Le dossier a été communiqué au procureur général.
Sur le rapport de Mme Fevre, conseiller, les observations écrites de Me Le Prado, avocat de Mme [G], de la SCP Célice, Texidor, Périer, avocat de la Société générale, et l'avis de Mme Gueguen, premier avocat général, après débats en l'audience publique du 14 décembre 2021 où étaient présents M. Guérin, conseiller doyen faisant fonction de président, Mme Fevre, conseiller rapporteur, M. Ponsot, conseiller, Mme Gueguen, premier avocat général, et Mme Labat, greffier de chambre,
la chambre commerciale, financière et économique de la Cour de cassation, composée des président et conseillers précités, après en avoir délibéré conformément à la loi, a rendu la présente décision.

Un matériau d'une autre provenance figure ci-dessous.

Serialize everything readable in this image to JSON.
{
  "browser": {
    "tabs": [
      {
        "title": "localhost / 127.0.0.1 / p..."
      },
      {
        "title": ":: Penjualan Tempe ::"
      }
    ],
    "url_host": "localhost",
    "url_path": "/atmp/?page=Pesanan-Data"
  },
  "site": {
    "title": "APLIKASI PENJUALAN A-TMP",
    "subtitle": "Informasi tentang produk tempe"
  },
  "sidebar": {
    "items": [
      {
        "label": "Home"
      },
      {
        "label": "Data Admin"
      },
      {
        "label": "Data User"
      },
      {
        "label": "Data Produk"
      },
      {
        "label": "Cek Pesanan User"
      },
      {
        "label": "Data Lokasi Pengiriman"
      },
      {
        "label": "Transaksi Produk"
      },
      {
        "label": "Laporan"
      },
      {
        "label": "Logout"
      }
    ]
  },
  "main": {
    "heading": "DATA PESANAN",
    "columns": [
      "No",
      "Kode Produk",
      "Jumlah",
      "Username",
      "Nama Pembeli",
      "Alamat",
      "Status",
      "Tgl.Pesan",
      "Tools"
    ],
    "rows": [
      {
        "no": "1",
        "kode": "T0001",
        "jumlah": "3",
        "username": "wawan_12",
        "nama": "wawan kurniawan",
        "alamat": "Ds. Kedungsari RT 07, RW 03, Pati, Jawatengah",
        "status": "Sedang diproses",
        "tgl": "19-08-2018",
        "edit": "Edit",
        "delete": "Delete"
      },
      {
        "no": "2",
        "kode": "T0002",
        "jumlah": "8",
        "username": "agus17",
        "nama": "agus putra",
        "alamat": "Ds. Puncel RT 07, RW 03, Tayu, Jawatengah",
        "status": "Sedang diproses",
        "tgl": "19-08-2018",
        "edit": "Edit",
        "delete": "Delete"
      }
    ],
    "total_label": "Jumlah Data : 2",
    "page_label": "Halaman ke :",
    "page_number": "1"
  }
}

1. Le moyen de cassation annexé, qui est invoqué à l'encontre de la décision attaquée, n'est manifestement pas de nature à entraîner la cassation.
2. En application de l'article 1014, alinéa 1er, du code de procédure civile, il n'y a donc pas lieu de statuer par une décision spécialement motivée sur ce pourvoi.
EN CONSÉQUENCE, la Cour :
REJETTE le pourvoi ;
Condamne Mme [G] aux dépens ;
En application de l'article 700 du code de procédure civile, rejette la demande de Mme [G] et la condamne à payer à la Société générale la somme de 3 000 euros ;
Ainsi décidé par la Cour de cassation, chambre commerciale, financière et économique, prononcé en l'audience publique du neuf février deux mille vingt-deux, et signé par M. Ponsot, conseiller qui en a délibéré, en remplacement de M. Guérin, empêché. MOYEN ANNEXE à la présente décision
Moyen produit par Me Le Prado, avocat aux Conseils, pour Mme [G].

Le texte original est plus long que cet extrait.